February 13, 2016

After Justice Scalia

Justice Antonin Scalia
Senator Mitch McConnell issued a statement soon after the announcement of Justice Antonin Scalia’s death. The statement, which offered no surprises, included this:
The American people‎ should have a voice in the selection of their next Supreme Court Justice. Therefore, this vacancy should not be filled until we have a new President.
This, of course, is pure partisanship. The American people have had a voice by twice electing Barack Obama to the presidency.

Senator Lindsey Graham told MSNBC that, if President Obama offers a nomination, it should be a consensus candidate, not a liberal democrat. He suggested that Senator Orrin Hatch would fit the bill! Graham, like McConnell, would prefer to see the next president nominate the next justice.

Perhaps Orrin Hatch seems like a moderate to Senator Graham compared to the far-right Republican candidates vying for their party’s nomination, but, by any objective standard, Hatch is exceedingly concervative—not at all a moderate.

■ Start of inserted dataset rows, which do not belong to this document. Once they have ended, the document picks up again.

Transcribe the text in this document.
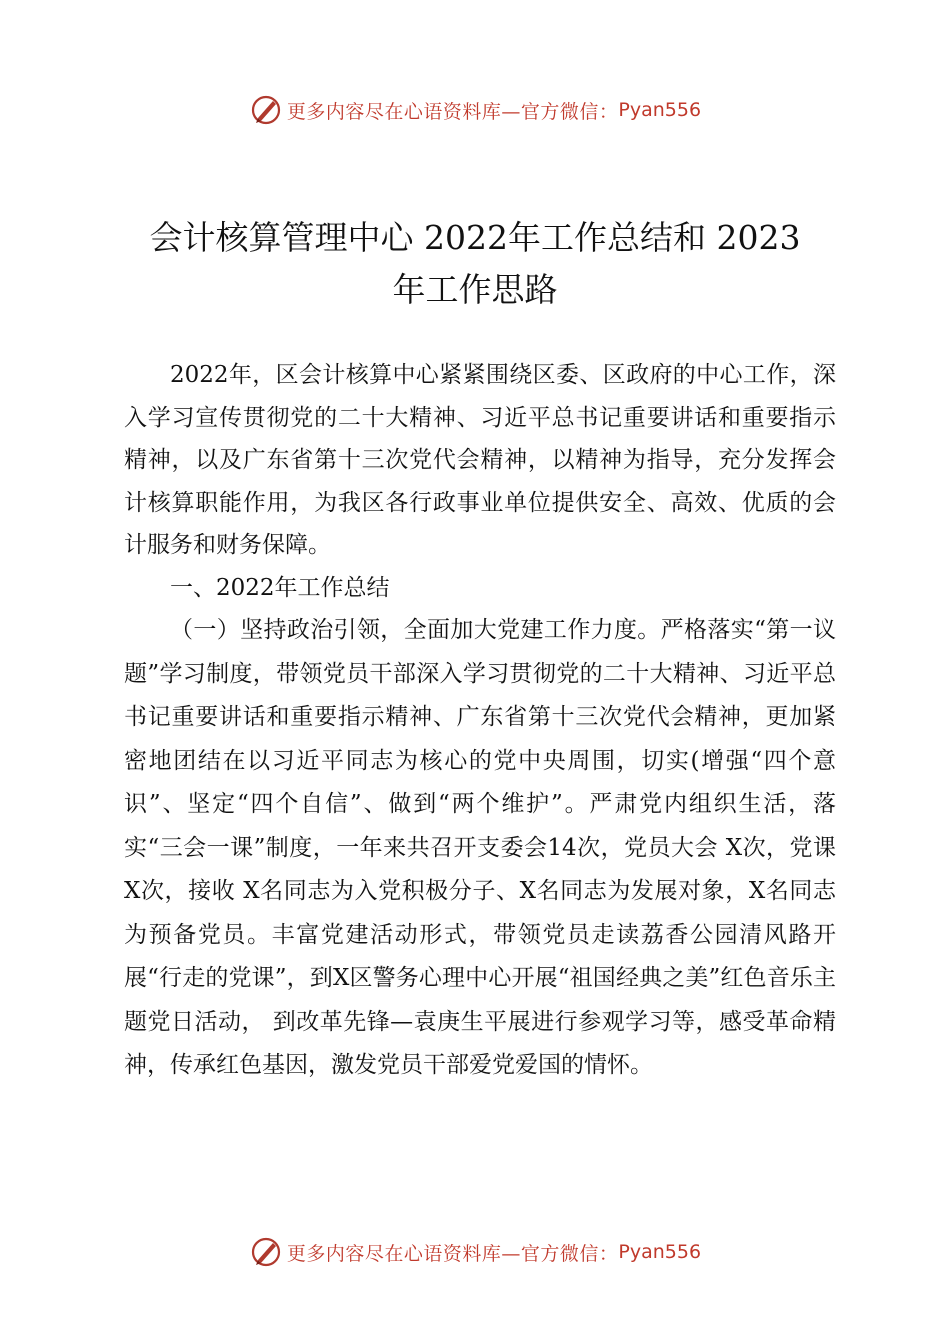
更多内容尽在心语资料库—官方微信： Pyan556
会计核算管理中心 2022年工作总结和 2023
年工作思路

2022年，区会计核算中心紧紧围绕区委、区政府的中心工作，深入学习宣传贯彻党的二十大精神、习近平总书记重要讲话和重要指示精神，以及广东省第十三次党代会精神，以精神为指导，充分发挥会计核算职能作用，为我区各行政事业单位提供安全、高效、优质的会计服务和财务保障。

一、2022年工作总结

（一）坚持政治引领，全面加大党建工作力度。严格落实“第一议题”学习制度，带领党员干部深入学习贯彻党的二十大精神、习近平总书记重要讲话和重要指示精神、广东省第十三次党代会精神，更加紧密地团结在以习近平同志为核心的党中央周围，切实(增强“四个意识”、坚定“四个自信”、做到“两个维护”。严肃党内组织生活，落实“三会一课”制度，一年来共召开支委会14次，党员大会 X次，党课 X次，接收 X名同志为入党积极分子、X名同志为发展对象，X名同志为预备党员。丰富党建活动形式，带领党员走读荔香公园清风路开展“行走的党课”，到X区警务心理中心开展“祖国经典之美”红色音乐主题党日活动， 到改革先锋—袁庚生平展进行参观学习等，感受革命精神，传承红色基因，激发党员干部爱党爱国的情怀。

更多内容尽在心语资料库—官方微信： Pyan556
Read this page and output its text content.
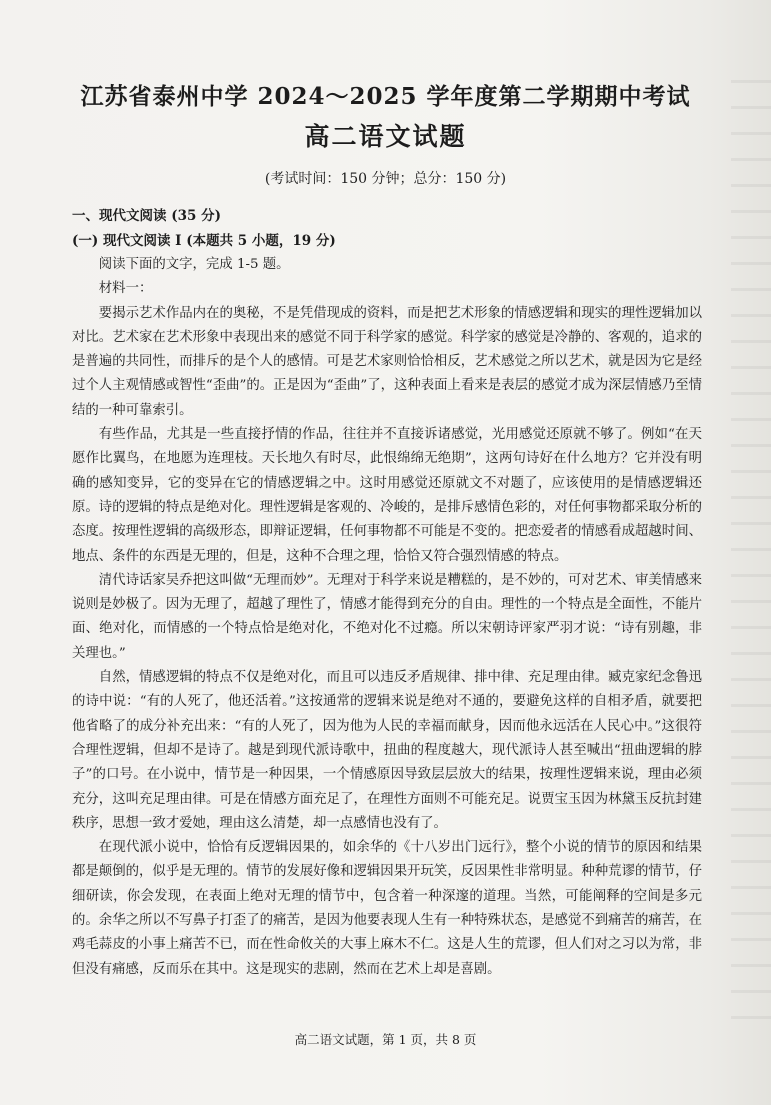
江苏省泰州中学 2024～2025 学年度第二学期期中考试
高二语文试题
(考试时间：150 分钟；总分：150 分)
一、现代文阅读 (35 分)
(一) 现代文阅读 Ⅰ (本题共 5 小题，19 分)

阅读下面的文字，完成 1-5 题。

材料一：

要揭示艺术作品内在的奥秘，不是凭借现成的资料，而是把艺术形象的情感逻辑和现实的理性逻辑加以对比。艺术家在艺术形象中表现出来的感觉不同于科学家的感觉。科学家的感觉是冷静的、客观的，追求的是普遍的共同性，而排斥的是个人的感情。可是艺术家则恰恰相反，艺术感觉之所以艺术，就是因为它是经过个人主观情感或智性“歪曲”的。正是因为“歪曲”了，这种表面上看来是表层的感觉才成为深层情感乃至情结的一种可靠索引。

有些作品，尤其是一些直接抒情的作品，往往并不直接诉诸感觉，光用感觉还原就不够了。例如“在天愿作比翼鸟，在地愿为连理枝。天长地久有时尽，此恨绵绵无绝期”，这两句诗好在什么地方？它并没有明确的感知变异，它的变异在它的情感逻辑之中。这时用感觉还原就文不对题了，应该使用的是情感逻辑还原。诗的逻辑的特点是绝对化。理性逻辑是客观的、冷峻的，是排斥感情色彩的，对任何事物都采取分析的态度。按理性逻辑的高级形态，即辩证逻辑，任何事物都不可能是不变的。把恋爱者的情感看成超越时间、地点、条件的东西是无理的，但是，这种不合理之理，恰恰又符合强烈情感的特点。

清代诗话家吴乔把这叫做“无理而妙”。无理对于科学来说是糟糕的，是不妙的，可对艺术、审美情感来说则是妙极了。因为无理了，超越了理性了，情感才能得到充分的自由。理性的一个特点是全面性，不能片面、绝对化，而情感的一个特点恰是绝对化，不绝对化不过瘾。所以宋朝诗评家严羽才说：“诗有别趣，非关理也。”

自然，情感逻辑的特点不仅是绝对化，而且可以违反矛盾规律、排中律、充足理由律。臧克家纪念鲁迅的诗中说：“有的人死了，他还活着。”这按通常的逻辑来说是绝对不通的，要避免这样的自相矛盾，就要把他省略了的成分补充出来：“有的人死了，因为他为人民的幸福而献身，因而他永远活在人民心中。”这很符合理性逻辑，但却不是诗了。越是到现代派诗歌中，扭曲的程度越大，现代派诗人甚至喊出“扭曲逻辑的脖子”的口号。在小说中，情节是一种因果，一个情感原因导致层层放大的结果，按理性逻辑来说，理由必须充分，这叫充足理由律。可是在情感方面充足了，在理性方面则不可能充足。说贾宝玉因为林黛玉反抗封建秩序，思想一致才爱她，理由这么清楚，却一点感情也没有了。

在现代派小说中，恰恰有反逻辑因果的，如余华的《十八岁出门远行》，整个小说的情节的原因和结果都是颠倒的，似乎是无理的。情节的发展好像和逻辑因果开玩笑，反因果性非常明显。种种荒谬的情节，仔细研读，你会发现，在表面上绝对无理的情节中，包含着一种深邃的道理。当然，可能阐释的空间是多元的。余华之所以不写鼻子打歪了的痛苦，是因为他要表现人生有一种特殊状态，是感觉不到痛苦的痛苦，在鸡毛蒜皮的小事上痛苦不已，而在性命攸关的大事上麻木不仁。这是人生的荒谬，但人们对之习以为常，非但没有痛感，反而乐在其中。这是现实的悲剧，然而在艺术上却是喜剧。

高二语文试题，第 1 页，共 8 页
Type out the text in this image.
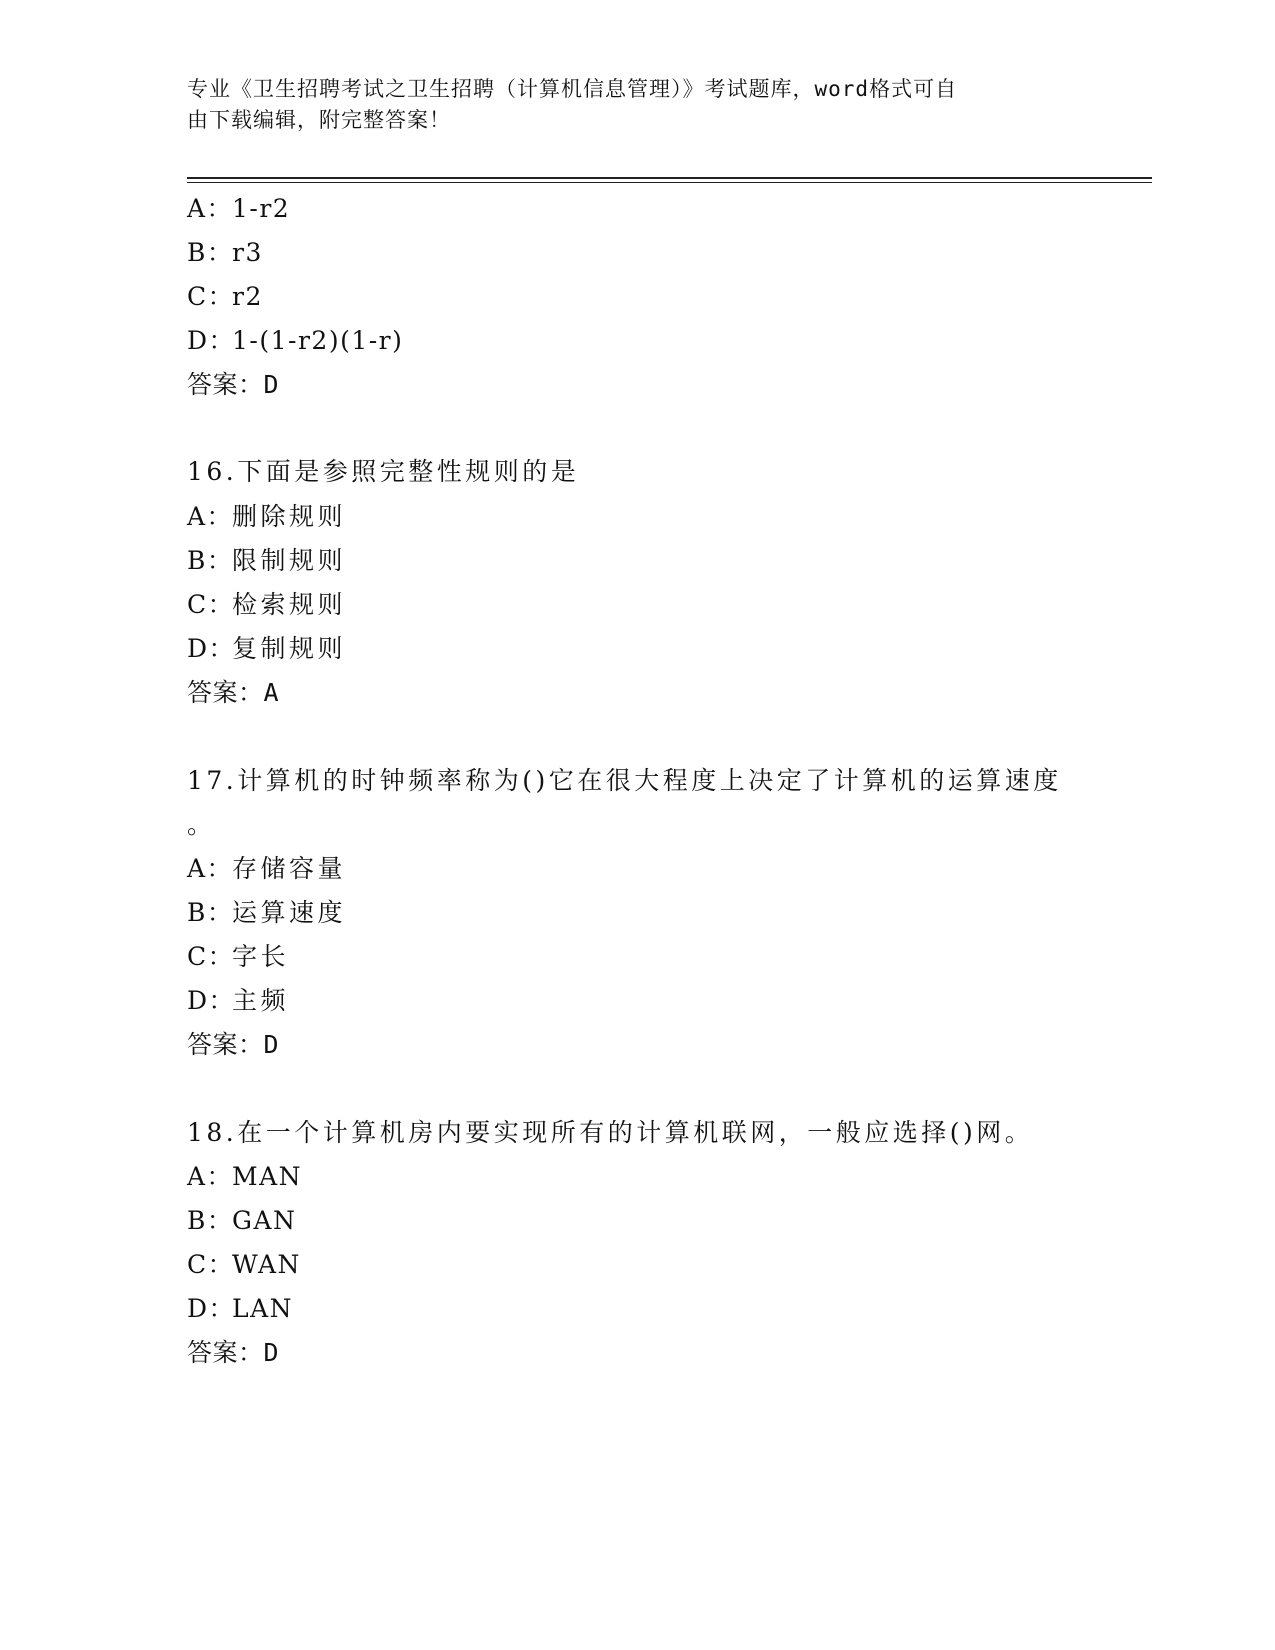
专业《卫生招聘考试之卫生招聘（计算机信息管理）》考试题库，word格式可自
由下载编辑，附完整答案！
A：1-r2
B：r3
C：r2
D：1-(1-r2)(1-r)
答案：D
16.下面是参照完整性规则的是
A：删除规则
B：限制规则
C：检索规则
D：复制规则
答案：A
17.计算机的时钟频率称为()它在很大程度上决定了计算机的运算速度
。
A：存储容量
B：运算速度
C：字长
D：主频
答案：D
18.在一个计算机房内要实现所有的计算机联网，一般应选择()网。
A：MAN
B：GAN
C：WAN
D：LAN
答案：D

I believe that Obama should nominate an unreconstructed liberal to the Supreme Court forthwith. That person may not get through the Senate approval process, but that process will become an issue in the coming election. This will focus the mind of the electorate on what is at stake in this election.

If a Democrat becomes the next president, he or she will face much the same opposition as a liberal Democrat nominated by President Obama. Let’s get on with the constitutional process.

As if it were not already clear, the future direction of the United States of America will be determined in the next 12 months.